Decision tree Classification and Model Evaluation for Breast Cancer Survivability: A Data Mining Approach
Chinnaiyan Ponnuraja1, Babu C Lakshmanan2, Valarmathi Srinivasan3 and Krihsna Prasanth B41Department of Statistics, National Institute for Research in Tuberculosis (ICMR), Chennai, India.
2Cognizant Technology Solutions Chennai, India.
3Department of Epidemiology, The TamilNadu Dr.MGR Medical University, Chennai, India.
4Department of Oral Pathology (COCPAR), Sree Balaji Dental College and Hospital, Bharath University, Pallikaranai, Chennai-600100.
Corresponding Author E-mail: cponnuraja@nirt.res.in
Abstract: Data mining is the foremost technique in health care industry which helps in uncovering data patterns in large volume of data.
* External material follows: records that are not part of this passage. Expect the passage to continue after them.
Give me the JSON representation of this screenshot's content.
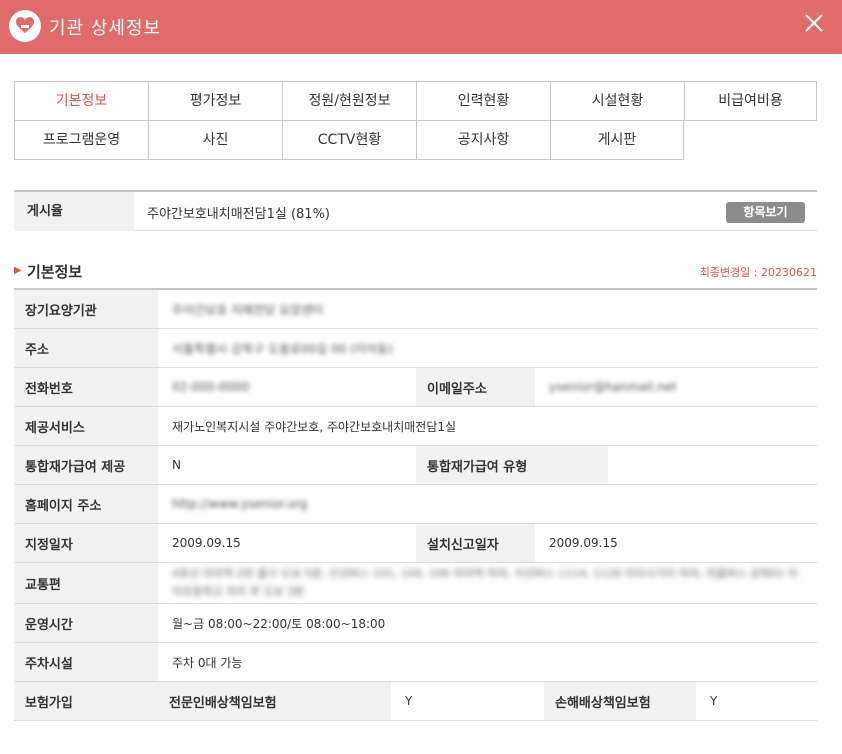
{
  "window": {
    "title": "기관 상세정보"
  },
  "tabs": [
    {
      "label": "기본정보",
      "active": true
    },
    {
      "label": "평가정보"
    },
    {
      "label": "정원/현원정보"
    },
    {
      "label": "인력현황"
    },
    {
      "label": "시설현황"
    },
    {
      "label": "비급여비용"
    },
    {
      "label": "프로그램운영"
    },
    {
      "label": "사진"
    },
    {
      "label": "CCTV현황"
    },
    {
      "label": "공지사항"
    },
    {
      "label": "게시판"
    }
  ],
  "posting": {
    "label": "게시율",
    "value": "주야간보호내치매전담1실 (81%)",
    "button": "항목보기"
  },
  "section": {
    "title": "기본정보",
    "updated": "최종변경일 : 20230621"
  },
  "info": {
    "agency_label": "장기요양기관",
    "agency_value": "주야간보호 치매전담 요양센터",
    "address_label": "주소",
    "address_value": "서울특별시 강북구 도봉로00길 00 (미아동)",
    "phone_label": "전화번호",
    "phone_value": "02-000-0000",
    "email_label": "이메일주소",
    "email_value": "ysenior@hanmail.net",
    "service_label": "제공서비스",
    "service_value": "재가노인복지시설 주야간보호, 주야간보호내치매전담1실",
    "integrated_label": "통합재가급여 제공",
    "integrated_value": "N",
    "integrated_type_label": "통합재가급여 유형",
    "homepage_label": "홈페이지 주소",
    "homepage_value": "http://www.ysenior.org",
    "designation_label": "지정일자",
    "designation_value": "2009.09.15",
    "install_label": "설치신고일자",
    "install_value": "2009.09.15",
    "transport_label": "교통편",
    "transport_value": "4호선 미아역 2번 출구 도보 5분, 간선버스 101, 104, 106 미아역 하차, 지선버스 1114, 1128 미아사거리 하차, 마을버스 강북01 미아초등학교 하차 후 도보 3분",
    "hours_label": "운영시간",
    "hours_value": "월~금 08:00~22:00/토 08:00~18:00",
    "parking_label": "주차시설",
    "parking_value": "주차 0대 가능",
    "insurance_label": "보험가입",
    "liability_label": "전문인배상책임보험",
    "liability_value": "Y",
    "damage_label": "손해배상책임보험",
    "damage_value": "Y"
  },
  "colors": {
    "header": "#e06b6b",
    "accent": "#d9534f",
    "label_bg": "#f2f2f2",
    "button": "#8c8c8c"
  },
  "icons": {
    "app": "heart-hand-icon",
    "close": "close-icon",
    "section": "triangle-right-icon"
  }
}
The breast cancer is one of the most prevalent cancers in the world that has enough potential to be studied by data mining techniques. . While taking treatment decision for Breast Cancer multiple factors are to be considered. SEER Breast Cancer data is analyzed to extract an accurate model of patients survival using data mining technique like decision tree algorithm, classification and pattern recognition. Evolving from breast cancer insights, decision tree algorithm can employ multiple factors in resolving prediction, classification, pattern recognition, and pattern completion. SEER data set pertained to patients suffering from breast cancer is used to extract an accurate model to identify the survival of patients by data mining techniques. To achieve better prediction of the breast cancer patients’ survivability, only seven features are identified from the available features as important for the analysis. After feature identification, pre-processing of the data is done, like deletion of records with insufficient/missing information, and then all the identified features are being used in Decision Tree algorithm. The objective is to compare predictive results classifying breast cancer patients (both male and female) with decision tree algorithm using age categorization. By means of this algorithm, we predict the risks of female breast cancer patients’ mortality rate as 95.1% in the age group 42-52 years along with other risk factors. The prediction and risks factors for male are also achieved equally. Decision tree algorithm concludes with a path for highest survival rate (96.4%) and the highest death rate (95.1%). The result is cross validated using logistic regression. Female and male breast cancer patients in the age group (42-52) and (<42) are identified as high risk groups respectively. The proposed approach helps the clinicians with high risk group reference and to plan for the patient’s treatment accordingly.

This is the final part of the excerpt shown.